The US government’s Space Shuttle cost a prohibitive $60,000 to take one kilogram into low-earth orbit. In sharp contrast, SpaceX has driven the cost down to $784 per kilogram with its efficient and reusable Falcon 9 rocket. It’s a bigger rocket, nearing the end of its development, aims to bring that cost down to $50 per kilogram. That aims to be less expensive than most international delivery services, promising a revolution in spaceflight.
Meanwhile, multi-billionaire Jeff Bezos has also taken a step back from Amazon, to focus on other projects including Blue Origin, a rival spaceflight company that succeeded in creating its own reusable, self-landing rockets as well.
Blue Origin lags behind SpaceX and orbital transportation contracts, missing out on a multi-billion dollar deal to deliver US military and security launches in 2022. The contract was picked up by SpaceX and the United Launch Alliance, featuring aerospace giants Boeing and Lockheed Martin Corporations.
Succeeding where states couldn’t, SpaceX and Blue Origin are in a fight to win the rights for a multi-billion dollar contract to build the moon lander needed for NASA’s bid to return to the moon.
NASA is expected to announce the dates for its second moon landing mission by April 2021, but its mission is expected to occur in 2024.
Whether Blue Origin succeeds in winning the contract or not, private sector activity is at its highest as a new breed of American companies eye the void for varying reasons.
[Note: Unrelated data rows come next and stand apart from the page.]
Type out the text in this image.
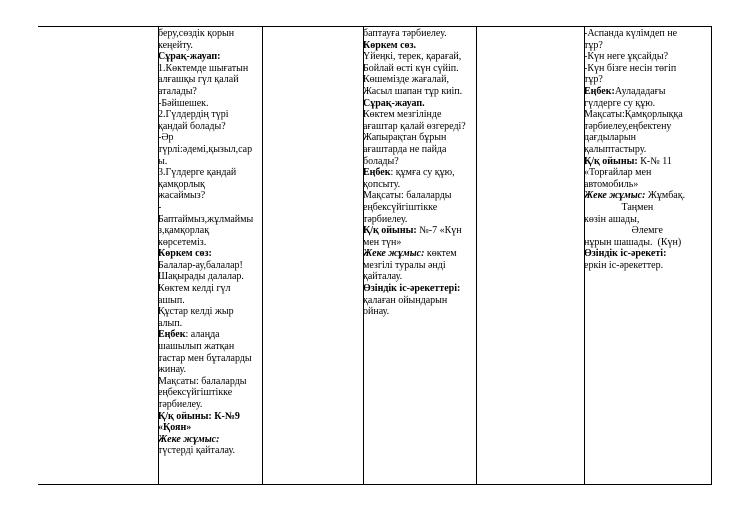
беру,сөздік қорын
кеңейту.
Сұрақ-жауап:
1.Көктемде шығатын
алғашқы гүл қалай
аталады?
-Бәйшешек.
2.Гүлдердің түрі
қандай болады?
-Әр
түрлі:әдемі,қызыл,сар
ы.
3.Гүлдерге қандай
қамқорлық
жасаймыз?
-
Баптаймыз,жұлмаймы
з,қамқорлақ
көрсетеміз.
Көркем сөз:
Балалар-ау,балалар!
Шақырады далалар.
Көктем келді гүл
ашып.
Құстар келді жыр
алып.
Еңбек: алаңда
шашылып жатқан
тастар мен бұталарды
жинау.
Мақсаты: балаларды
еңбексүйгіштікке
тәрбиелеу.
Қ/қ ойыны: К-№9
«Қоян»
Жеке жұмыс:
түстерді қайталау.
баптауға тәрбиелеу.
Көркем сөз.
Үйеңкі, терек, қарағай,
Бойлай өсті күн сүйіп.
Көшемізде жағалай,
Жасыл шапан тұр киіп.
Сұрақ-жауап.
Көктем мезгілінде
ағаштар қалай өзгереді?
Жапырақтан бұрын
ағаштарда не пайда
болады?
Еңбек: құмға су құю,
қопсыту.
Мақсаты: балаларды
еңбексүйгіштікке
тәрбиелеу.
Қ/қ ойыны: №-7 «Күн
мен түн»
Жеке жұмыс: көктем
мезгілі туралы әнді
қайталау.
Өзіндік іс-әрекеттері:
қалаған ойындарын
ойнау.
-Аспанда күлімдеп не
тұр?
-Күн неге ұқсайды?
-Күн бізге несін төгіп
тұр?
Еңбек:Аулададағы
гүлдерге су құю.
Мақсаты:Қамқорлыққа
тәрбиелеу,еңбектену
дағдыларын
қалыптастыру.
Қ/қ ойыны: К-№ 11
«Торғайлар мен
автомобиль»
Жеке жұмыс: Жұмбақ.
Таңмен
көзін ашады,
Әлемге
нұрын шашады.  (Күн)
Өзіндік іс-әрекеті:
еркін іс-әрекеттер.
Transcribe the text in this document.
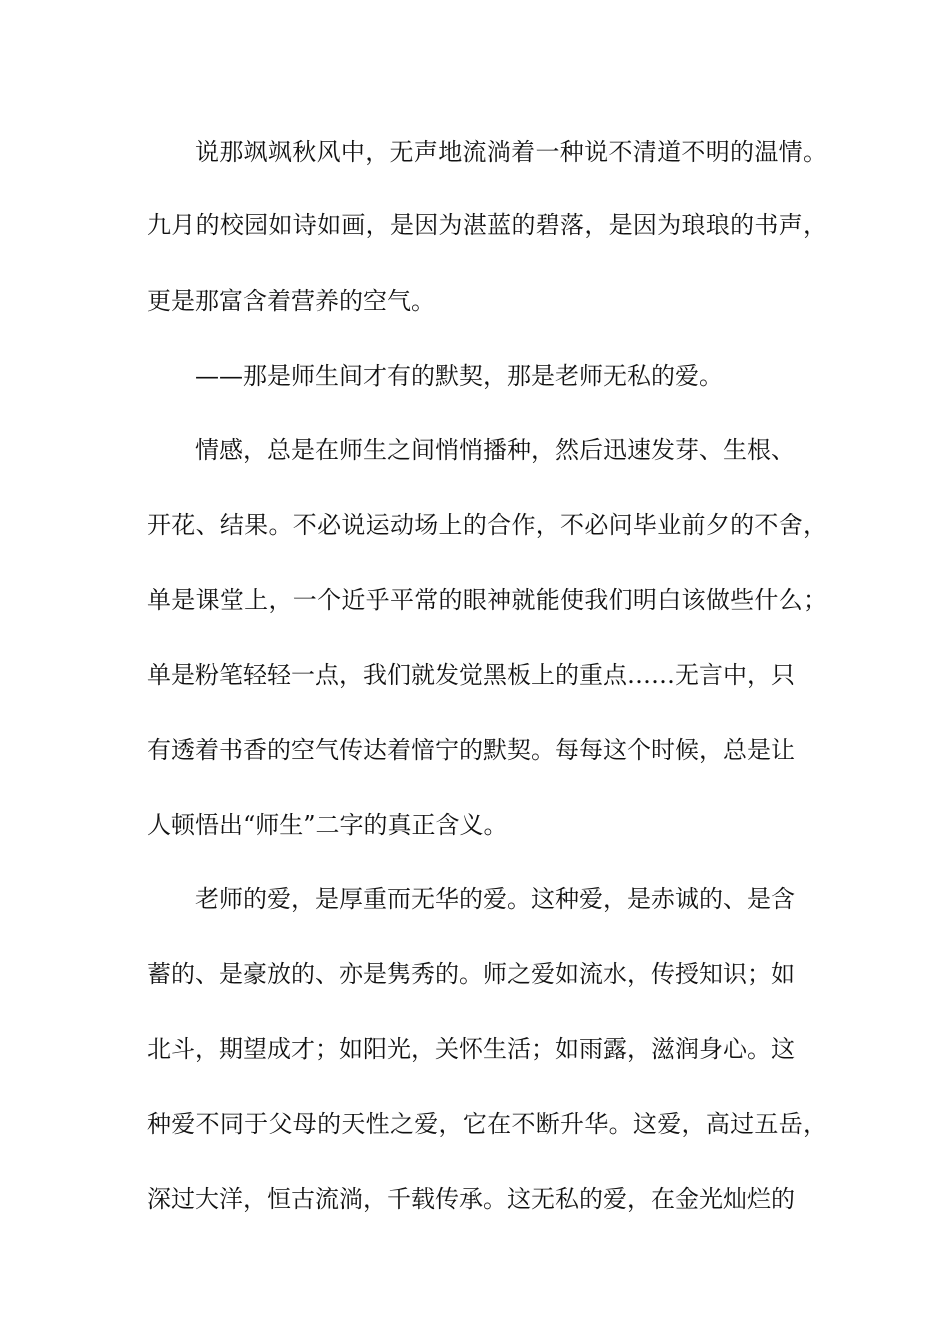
说那飒飒秋风中，无声地流淌着一种说不清道不明的温情。
九月的校园如诗如画，是因为湛蓝的碧落，是因为琅琅的书声，
更是那富含着营养的空气。
——那是师生间才有的默契，那是老师无私的爱。
情感，总是在师生之间悄悄播种，然后迅速发芽、生根、
开花、结果。不必说运动场上的合作，不必问毕业前夕的不舍，
单是课堂上，一个近乎平常的眼神就能使我们明白该做些什么；
单是粉笔轻轻一点，我们就发觉黑板上的重点……无言中，只
有透着书香的空气传达着愔宁的默契。每每这个时候，总是让
人顿悟出“师生”二字的真正含义。
老师的爱，是厚重而无华的爱。这种爱，是赤诚的、是含
蓄的、是豪放的、亦是隽秀的。师之爱如流水，传授知识；如
北斗，期望成才；如阳光，关怀生活；如雨露，滋润身心。这
种爱不同于父母的天性之爱，它在不断升华。这爱，高过五岳，
深过大洋，恒古流淌，千载传承。这无私的爱，在金光灿烂的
Bezos is angling to sell high atmosphere tourist trips to space, satellite delivery, and a lander. This puts it in direct competition with Virgin Galactic, which also adopted a tourism-heavy business model. SpaceX on the other hand, has its eyes set on the colonisation of Mars, while welcoming a lunar base that could serve as a staging point for humanity’s spread throughout the solar system.
Not to be left out, space mining companies are also lining up for the opening of the new frontier. Their hopes are pinned on companies like SpaceX and Blue Origin further driving down the costs of taking mining equipment into space.
If SpaceX’s largest rocket passes testing, it will immediately put Elon Musk in the position of being able to directly tap into incredible mineral wealth, while opening the door for private investment in the new space race. For Russia and China, they’re already late to the game and catching up is a matter of survival.
The sentiment is echoed across the world, with more nations joining the spacefaring club, including Turkey and the United Arab Emirates.